The arrest of Dominique Strauss-Kahn on charges of sexual assault was followed by his resignation as managing director of the International Monetary Fund (IMF). This has sparked a race for his successor, one of the world's top two finance posts.
European leaders were quick off the mark, arguing that a European should occupy the post again according to the old but discredited tradition. It has been increasingly recognized that the convention of a European IMF managing director and an American World Bank president can no longer be justified.
People for the two posts should be selected from any country according to merit, not on the basis of being Europeans or Americans, which is a colonial or neo-colonial principle.
The international media have mentioned well-known figures from India, South Africa, Singapore and Turkey who could succeed Strauss-Kahn. But the European Commission president and political leaders of Germany, France, Italy and other European countries insist on another European, giving reasons such as Europeans are the biggest creditors, are facing a serious crisis and have candidates of merit.
Ironically, the apparent "front-runner" is another French national, Finance Minister Christine Lagard. Why should a French national succeed another French national who had to resign in disgrace? And why has the top IMF post been held disproportionately by French nationals (for 35 of the 64 years of the IMF's existence)?

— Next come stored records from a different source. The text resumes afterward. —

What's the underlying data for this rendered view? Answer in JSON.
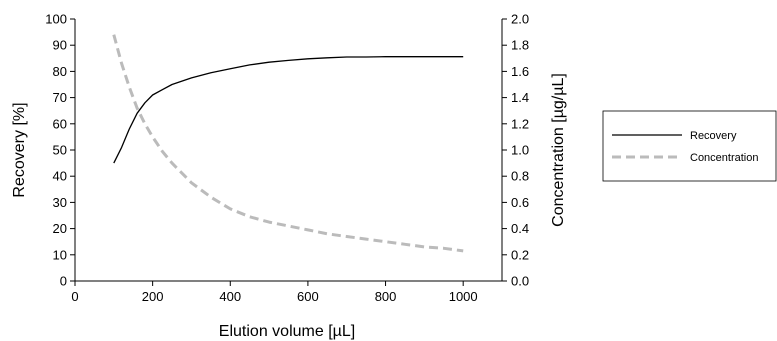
{
  "chart_data": {
    "type": "line",
    "xlabel": "Elution volume [µL]",
    "ylabel": "Recovery [%]",
    "y2label": "Concentration [µg/µL]",
    "xlim": [
      0,
      1100
    ],
    "ylim": [
      0,
      100
    ],
    "y2lim": [
      0,
      2.0
    ],
    "x_ticks": [
      "0",
      "200",
      "400",
      "600",
      "800",
      "1000"
    ],
    "y_ticks": [
      "0",
      "10",
      "20",
      "30",
      "40",
      "50",
      "60",
      "70",
      "80",
      "90",
      "100"
    ],
    "y2_ticks": [
      "0.0",
      "0.2",
      "0.4",
      "0.6",
      "0.8",
      "1.0",
      "1.2",
      "1.4",
      "1.6",
      "1.8",
      "2.0"
    ],
    "grid": false,
    "legend_position": "right",
    "series": [
      {
        "name": "Recovery",
        "axis": "left",
        "color": "#000000",
        "style": "solid",
        "x": [
          100,
          120,
          140,
          160,
          180,
          200,
          225,
          250,
          300,
          350,
          400,
          450,
          500,
          550,
          600,
          650,
          700,
          750,
          800,
          850,
          900,
          950,
          1000
        ],
        "y": [
          45,
          51,
          58,
          64,
          68,
          71,
          73,
          75,
          77.5,
          79.5,
          81,
          82.5,
          83.5,
          84.2,
          84.8,
          85.2,
          85.5,
          85.5,
          85.6,
          85.6,
          85.6,
          85.6,
          85.6
        ]
      },
      {
        "name": "Concentration",
        "axis": "right",
        "color": "#bbbbbb",
        "style": "dashed",
        "x": [
          100,
          120,
          140,
          160,
          180,
          200,
          225,
          250,
          300,
          350,
          400,
          450,
          500,
          550,
          600,
          650,
          700,
          750,
          800,
          850,
          900,
          950,
          1000
        ],
        "y": [
          1.88,
          1.66,
          1.48,
          1.32,
          1.2,
          1.1,
          0.99,
          0.9,
          0.75,
          0.64,
          0.55,
          0.49,
          0.45,
          0.42,
          0.39,
          0.36,
          0.34,
          0.32,
          0.3,
          0.28,
          0.26,
          0.25,
          0.23
        ]
      }
    ]
  }
}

European leaders are arguing that the IMF chief needs to be a European because much of the present IMF loans in value are going to European countries such as Greece, Ireland and Portugal, and Europe is facing a serious financial crisis. They argue that a European IMF chief would be best suited to deal with the European crisis because he/she should or would understand the region better.
This is a strange argument, fraught with double standard. When East Asian countries suffered a debt crisis from 1997 to 1999 and the IMF's main clients became Thailand, Indonesia and South Korea, no one argued that the IMF should be led by an Asian because he/she could understand the region's problems more deeply.
Similarly, there was no chance of an African or South American occupying the higher posts of the IMF even when many countries in those regions faced financial crises and were the main borrowers in the 1980s and 1990s.